The several gringo concerns have so developed the formerly worthless, fever-stricken swamps of the Caribbean, that to-day it contains almost half the population of Honduras, and produces eighty-two per cent. of the country’s revenue, and both ratios are increasing in favor of the Coast. Nearly all the revolutions start in this region, partly because of its isolation from the Capital where the government holds sway, and partly because in cutting off the revenue the revolutionists can starve the government into surrender.
With every revolution—as in all these countries—come rumors that some American company is back of it, financing a new régime as the cheapest road to new concessions. The rumors are so recurrent that some of them are probably true. But the Honduraneans as a whole are rather fond of insurrection, whether started by foreigners or by their own countrymen. Living in a country for the most part unfertile and unproductive, whose resources can be developed only by much toil and trouble, they find it easier to leave constructive work to the gringo, while they squabble among themselves for control of the government.
XII
January first arrived, and Congress met.
I went to the Capitol with Mario Ribas, who was the Associated Press Correspondent and the editor of Tegucigalpa’s leading magazine. He was a Spaniard and a neutral in politics.

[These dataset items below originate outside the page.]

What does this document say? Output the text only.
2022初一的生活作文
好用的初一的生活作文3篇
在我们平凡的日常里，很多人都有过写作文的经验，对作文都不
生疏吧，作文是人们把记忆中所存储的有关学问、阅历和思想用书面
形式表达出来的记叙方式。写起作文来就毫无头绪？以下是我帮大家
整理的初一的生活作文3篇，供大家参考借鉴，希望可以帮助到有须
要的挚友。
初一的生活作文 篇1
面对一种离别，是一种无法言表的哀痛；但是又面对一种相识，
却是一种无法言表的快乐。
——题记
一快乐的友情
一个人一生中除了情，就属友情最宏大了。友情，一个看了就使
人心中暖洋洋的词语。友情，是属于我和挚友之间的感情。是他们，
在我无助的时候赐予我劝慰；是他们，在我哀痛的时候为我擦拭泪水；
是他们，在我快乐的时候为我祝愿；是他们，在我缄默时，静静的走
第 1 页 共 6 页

“If any one starts shooting,” he advised, “the quickest way out of the building is that of sliding down the shed, running across the patio, and climbing over the roof.”
The legislators met in a long, narrow room filled with plain wooden benches. On the wall were the pictures of former presidents, almost none of whom had been able to finish his term before succeeded by one of the others. The chamber’s only real embellishments were the many flags and draperies of blue and white that hung from the ceiling.
At the entrance was a company of boy soldiers from the military school—none of them twenty years of age, but considered the most dependable of the government troops. Their officers scanned every one who entered the Capitol, but they knew Ribas, and passed us without question.
The congressmen assembled gradually, each of them appearing a trifle nervous. They wore high hats and Prince Albert coats, but a suspicious bulge at the hip testified that each was ready for a possible emergency, and when a coat swung accidentally open, one caught a glimpse of a well-filled cartridge belt.
Still, the first day passed without disturbance. There was a slight row when the august body voted down a motion to make some trifling alteration to the minutes of the last meeting. The deputy whose motion was defeated rose indignantly. With the amazing sensitiveness of the Latin-American, he felt that he had been personally insulted. Furiously he turned and stamped out of Congress, seizing his hat and cane from the rack outside, and knocking down the hats of several other deputies in his haste. They all rushed out, picked up their hats, wiped off the dust, and hung them up again. Then the meeting resumed, interrupted by other slight rows, as other men took offense because their suggestions were not received enthusiastically, and followed the exit of the first.